Niche fandom marketing has also proven helpful for Duolingo. The company built a keyword-scraping tool that goes through comments and identifies which hashtags people use the most. It was through this that Duolingo was able to learn about a game called “Genshin Impact.” A Duolingo staffer then went to an anime expo dressed as a character from the game and made a TikTok about it that got 150 million impressions. “We found an audience and a fandom that had an existing overlap with our audience, and we were able to easily step into that,” Yeung said.

Zenni Optical, an eyeglasses and contacts company, joined TikTok in 2021 not long after it received an influx of new customers in the early days of the pandemic. Today, Zenni Optical has 334,000 followers on TikTok, and 1.5 million people have liked its videos.

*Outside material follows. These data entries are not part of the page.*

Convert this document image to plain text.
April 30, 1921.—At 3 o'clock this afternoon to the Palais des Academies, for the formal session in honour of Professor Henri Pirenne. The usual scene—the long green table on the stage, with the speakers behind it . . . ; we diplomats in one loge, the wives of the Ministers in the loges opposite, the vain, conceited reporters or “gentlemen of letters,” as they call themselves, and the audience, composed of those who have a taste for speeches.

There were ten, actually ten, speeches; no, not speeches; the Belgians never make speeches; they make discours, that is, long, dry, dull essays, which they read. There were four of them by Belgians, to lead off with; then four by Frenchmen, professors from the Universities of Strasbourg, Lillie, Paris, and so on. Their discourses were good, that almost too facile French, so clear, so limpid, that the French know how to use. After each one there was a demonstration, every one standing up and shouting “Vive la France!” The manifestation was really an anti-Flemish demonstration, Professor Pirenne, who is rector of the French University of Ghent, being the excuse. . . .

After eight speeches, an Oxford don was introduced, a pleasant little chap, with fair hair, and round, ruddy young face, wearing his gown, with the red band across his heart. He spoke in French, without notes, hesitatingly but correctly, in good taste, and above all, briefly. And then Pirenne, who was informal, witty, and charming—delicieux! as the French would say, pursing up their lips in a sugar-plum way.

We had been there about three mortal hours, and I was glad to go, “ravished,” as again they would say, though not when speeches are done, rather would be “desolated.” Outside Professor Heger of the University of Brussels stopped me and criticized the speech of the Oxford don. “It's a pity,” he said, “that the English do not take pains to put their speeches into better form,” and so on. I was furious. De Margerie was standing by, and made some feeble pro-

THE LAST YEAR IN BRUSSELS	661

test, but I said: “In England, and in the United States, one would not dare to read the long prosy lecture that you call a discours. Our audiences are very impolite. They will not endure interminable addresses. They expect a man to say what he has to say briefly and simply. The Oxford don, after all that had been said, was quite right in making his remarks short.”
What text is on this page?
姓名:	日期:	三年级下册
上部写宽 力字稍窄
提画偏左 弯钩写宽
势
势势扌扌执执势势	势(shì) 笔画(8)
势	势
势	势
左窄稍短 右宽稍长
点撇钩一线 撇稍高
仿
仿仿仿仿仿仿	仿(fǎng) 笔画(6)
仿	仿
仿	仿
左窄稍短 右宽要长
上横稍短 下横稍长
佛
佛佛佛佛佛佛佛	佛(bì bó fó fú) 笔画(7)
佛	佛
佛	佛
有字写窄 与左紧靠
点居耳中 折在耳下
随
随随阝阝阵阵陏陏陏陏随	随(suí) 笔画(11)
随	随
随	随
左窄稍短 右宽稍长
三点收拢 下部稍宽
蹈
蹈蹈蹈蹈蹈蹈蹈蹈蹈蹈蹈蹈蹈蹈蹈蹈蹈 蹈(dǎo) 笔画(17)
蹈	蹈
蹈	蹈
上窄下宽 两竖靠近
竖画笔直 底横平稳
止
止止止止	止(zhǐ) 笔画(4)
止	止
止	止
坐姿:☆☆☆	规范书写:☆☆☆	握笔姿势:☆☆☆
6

Zenni sources TikToks from many avenues: in-house content creators, influencers, user-generated content and external creative houses. Many of its videos touch on pop culture moments like “Barbiecore” and “brat summer,” showing different glasses that fit into each aesthetic. This week, Zenni jumped on a TikTok trend of saying “very mindful, very demure” with a video with the caption, “See how I wear Zennis to play golf? Very demure.”

Meanwhile, some of Zenni’s other TikToks offer tips for eye exams or how to find the best frames for your face. Others show creators trying on different glasses and asking viewers to weigh in. Zenni also makes TikToks featuring its celebrity partners like Keke Palmer. A February TikTok of Palmer trying on different glasses and thus different personas (“entrepreneur Keke,” “mom Keke,” “actor Keke,” “pop star Keke”) has nearly half a million views.

TikTok has been so effective in getting people talking about Zenni that the company is increasing its TikTok spending by 100% from last year, Veronica Alcaro, Zenni’s vp of brand, told Modern Retail during eTail. “TikTok allows us to capitalize on trends in ways that we have never really been able to before,” she said.